その中に、この銃と同じ種類の物があったかはわからない。
ただ…何というか…不思議な銃だった。
「…どうした?」
「使ってみようと思います。…この銃を。」
「そうか…なら、後は君に任せるよ。M1895の処分は私がしておく。…ブリーフィングまで時間はまだあるから自由にするといい。」
「わかりました…その…また、あなたと会えますか?」
「上からの命令次第と言っておこう…それと、もし他の隊員や記者に会うことがあったら私や他に会った人達と話すといい…まだ、この時代はインターネットが普及してないからね。君も携帯電話が使えなくて不便だろう。」
「スマホは、桜…桔梗さんに渡したので…持っていません。こうして、人づてに話をするしかありません。」
「そうか…私も君のことを誰かに話しておこう…。
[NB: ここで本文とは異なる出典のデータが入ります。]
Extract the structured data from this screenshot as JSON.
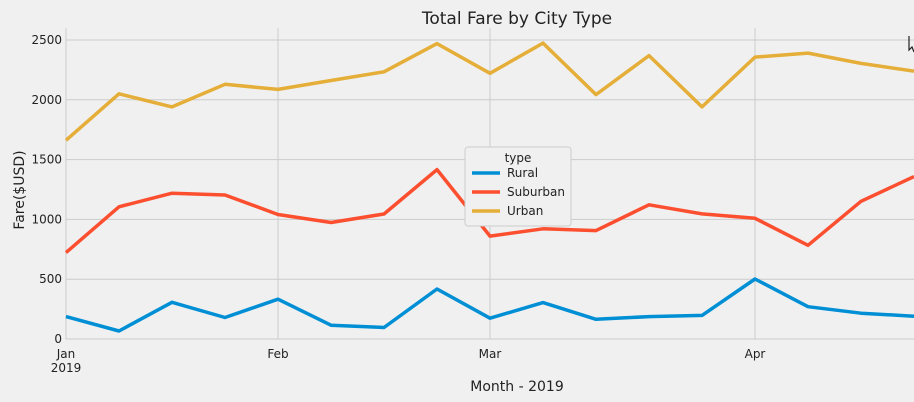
{
  "chart_data": {
    "type": "line",
    "title": "Total Fare by City Type",
    "xlabel": "Month - 2019",
    "ylabel": "Fare($USD)",
    "x": [
      "2019-01-06",
      "2019-01-13",
      "2019-01-20",
      "2019-01-27",
      "2019-02-03",
      "2019-02-10",
      "2019-02-17",
      "2019-02-24",
      "2019-03-03",
      "2019-03-10",
      "2019-03-17",
      "2019-03-24",
      "2019-03-31",
      "2019-04-07",
      "2019-04-14",
      "2019-04-21",
      "2019-04-28"
    ],
    "xlim": [
      "2019-01-06",
      "2019-04-28"
    ],
    "ylim": [
      0,
      2600
    ],
    "y_ticks": [
      0,
      500,
      1000,
      1500,
      2000,
      2500
    ],
    "x_ticks": [
      {
        "date": "2019-01-06",
        "label": "Jan",
        "sublabel": "2019"
      },
      {
        "date": "2019-02-03",
        "label": "Feb",
        "sublabel": ""
      },
      {
        "date": "2019-03-03",
        "label": "Mar",
        "sublabel": ""
      },
      {
        "date": "2019-04-07",
        "label": "Apr",
        "sublabel": ""
      }
    ],
    "grid": true,
    "legend": {
      "title": "type",
      "placement": "center"
    },
    "series": [
      {
        "name": "Rural",
        "color": "#008fd5",
        "values": [
          187,
          67,
          307,
          180,
          333,
          115,
          96,
          418,
          174,
          304,
          165,
          187,
          197,
          502,
          270,
          216,
          191
        ]
      },
      {
        "name": "Suburban",
        "color": "#fc4f30",
        "values": [
          722,
          1105,
          1219,
          1204,
          1041,
          974,
          1045,
          1416,
          860,
          921,
          906,
          1122,
          1046,
          1009,
          783,
          1151,
          1358
        ]
      },
      {
        "name": "Urban",
        "color": "#e5ae38",
        "values": [
          1661,
          2050,
          1940,
          2129,
          2087,
          2161,
          2234,
          2470,
          2221,
          2474,
          2043,
          2369,
          1940,
          2357,
          2390,
          2304,
          2240
        ]
      }
    ]
  },
  "icons": {
    "cursor": "mouse-cursor-icon"
  }
}
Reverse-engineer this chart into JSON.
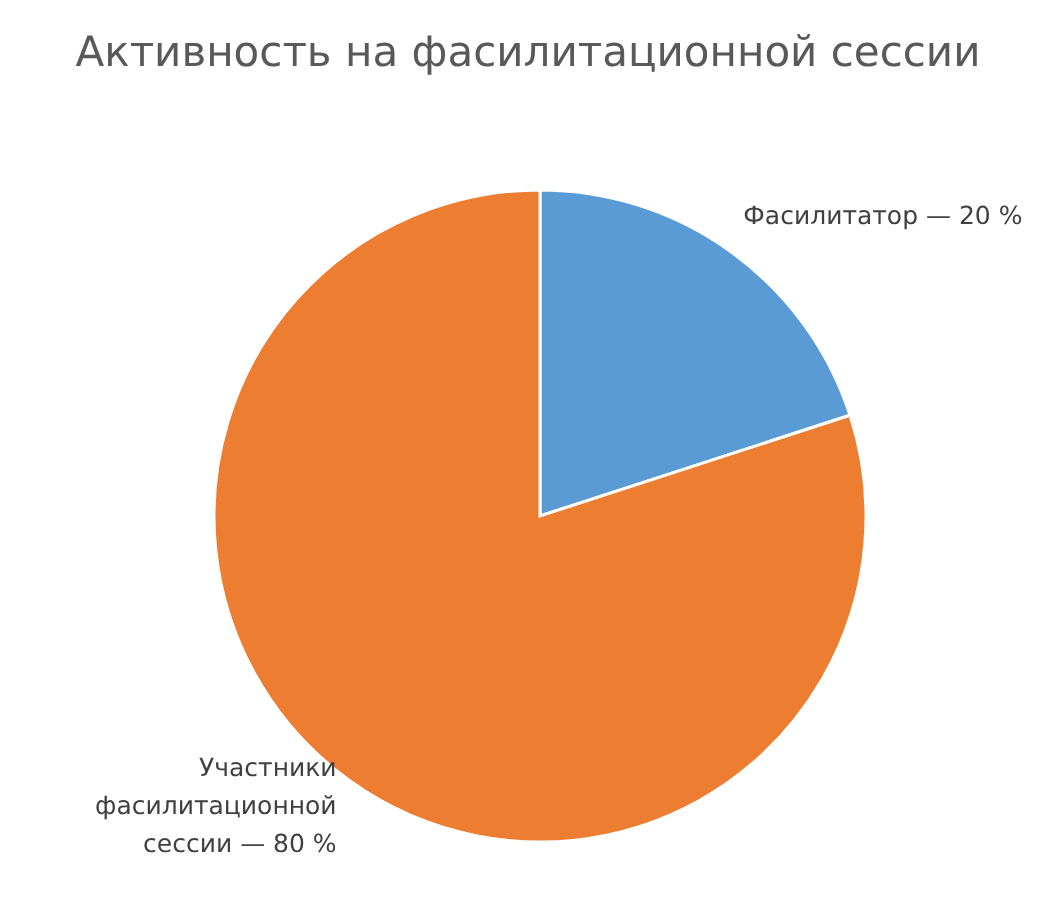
{
  "chart_data": {
    "type": "pie",
    "title": "Активность на фасилитационной сессии",
    "categories": [
      "Фасилитатор",
      "Участники фасилитационной сессии"
    ],
    "values": [
      20,
      80
    ],
    "colors": [
      "#5b9bd5",
      "#ed7d31"
    ],
    "value_labels": [
      "— 20 %",
      "— 80 %"
    ],
    "legend": false
  }
}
嫌な顔をされるのは確かだとは思うが重要な情報だからね。それと、その扉を開けたらこうして君と会話するのは難しくなる…だから、これだけは言っておきたい…。」
「…。」
「君は、日本人だ。」
「はい。」
俺は、そう返事をしてPPSh-41とトカレフ、そして、相棒のモシンナガンを持って部屋から出た。
…心の中でM1895に別れを告げて。